How do we prove that 5^a, 5^b, 5^c, ... is a geometric sequence if it is known that a, b, c, ... is an arithmetic sequence?An arithmetic sequence is one for which the difference between consecutive terms is a constant, so b-a, c-b, ... all have the same value (call it r).
A geometric sequence is one for which the ratio between consecutive terms is a constant. So, to show that 5^a, 5^b, 5^c, ... is a geometric sequence, just look at the ratios: 5^b/5^a = 5^(b-a), 5^c/5^b = 5^(c-b), .... These ratios are all equal to the same value, namely 5^r (because b-a = c-b = ... = r). Therefore, 5^a, 5^b, 5^c, ... is a geometric sequence (whose common ratio is 5^r where r is the common difference of the arithmetic sequence).

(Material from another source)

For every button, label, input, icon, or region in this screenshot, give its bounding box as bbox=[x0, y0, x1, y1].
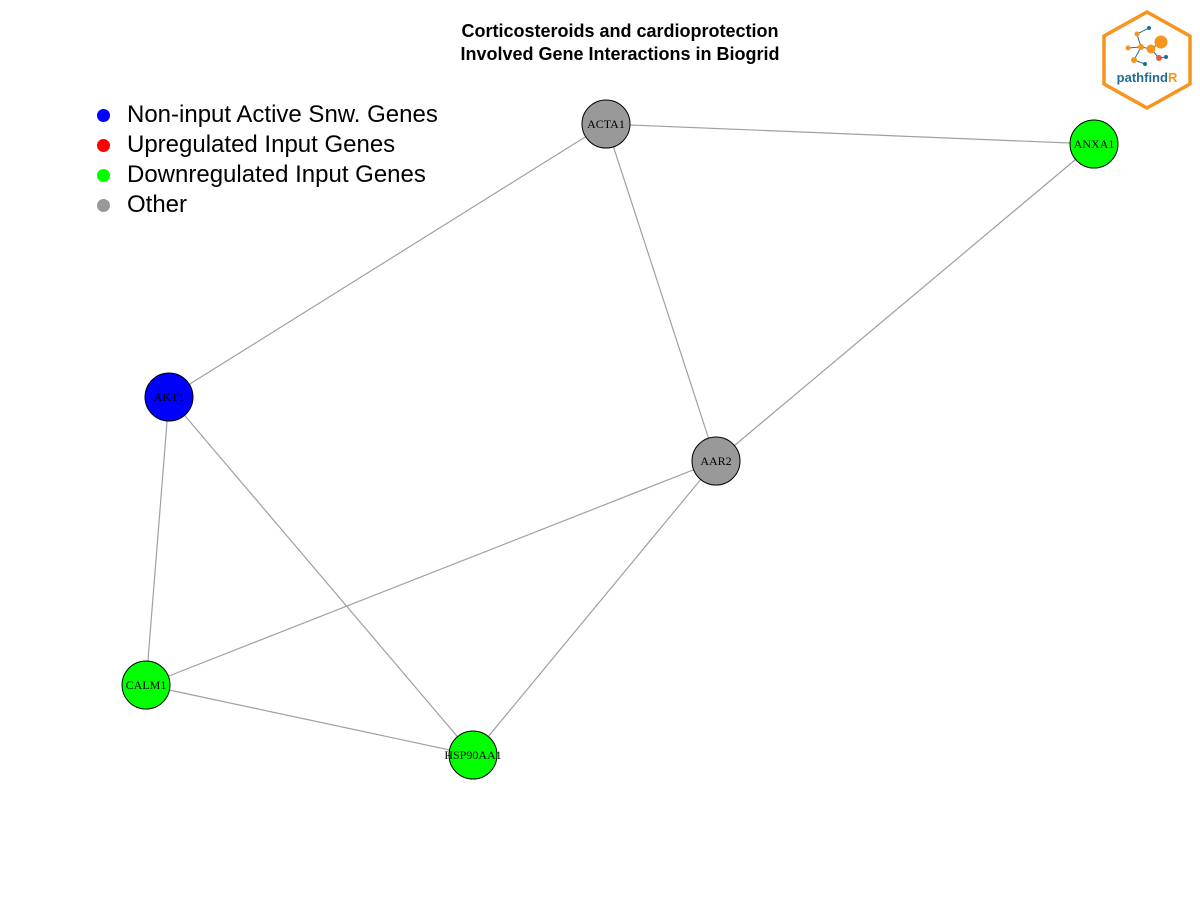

Here's another way to think of this. In general, the nth term of an arithmetic sequence is of the form nr + s where r and s are two constants. So we can write a = (0)(r) + s, b = (1)(r) + s, c = (2)(r) + s, and so on. The sequence 5^a, 5^b, 5^c, ... becomes 5^(0r+s), 5^(1r+s), 5^(2r+s), ... where the nth term in the new sequence is given by 5^(nr+s).
We can then rewrite the terms of the sequence to obtain (5^s)((5^r)^0), (5^s)((5^r)^1), ..., (5^s)((5^r)^n), ... Note that the nth term of this sequence is of the form qp^n where q = 5^s and p = 5^r and therefore this is a geometric sequence (a geometric sequence is, by definition, one whose nth term takes the form qp^n for some constants p and q).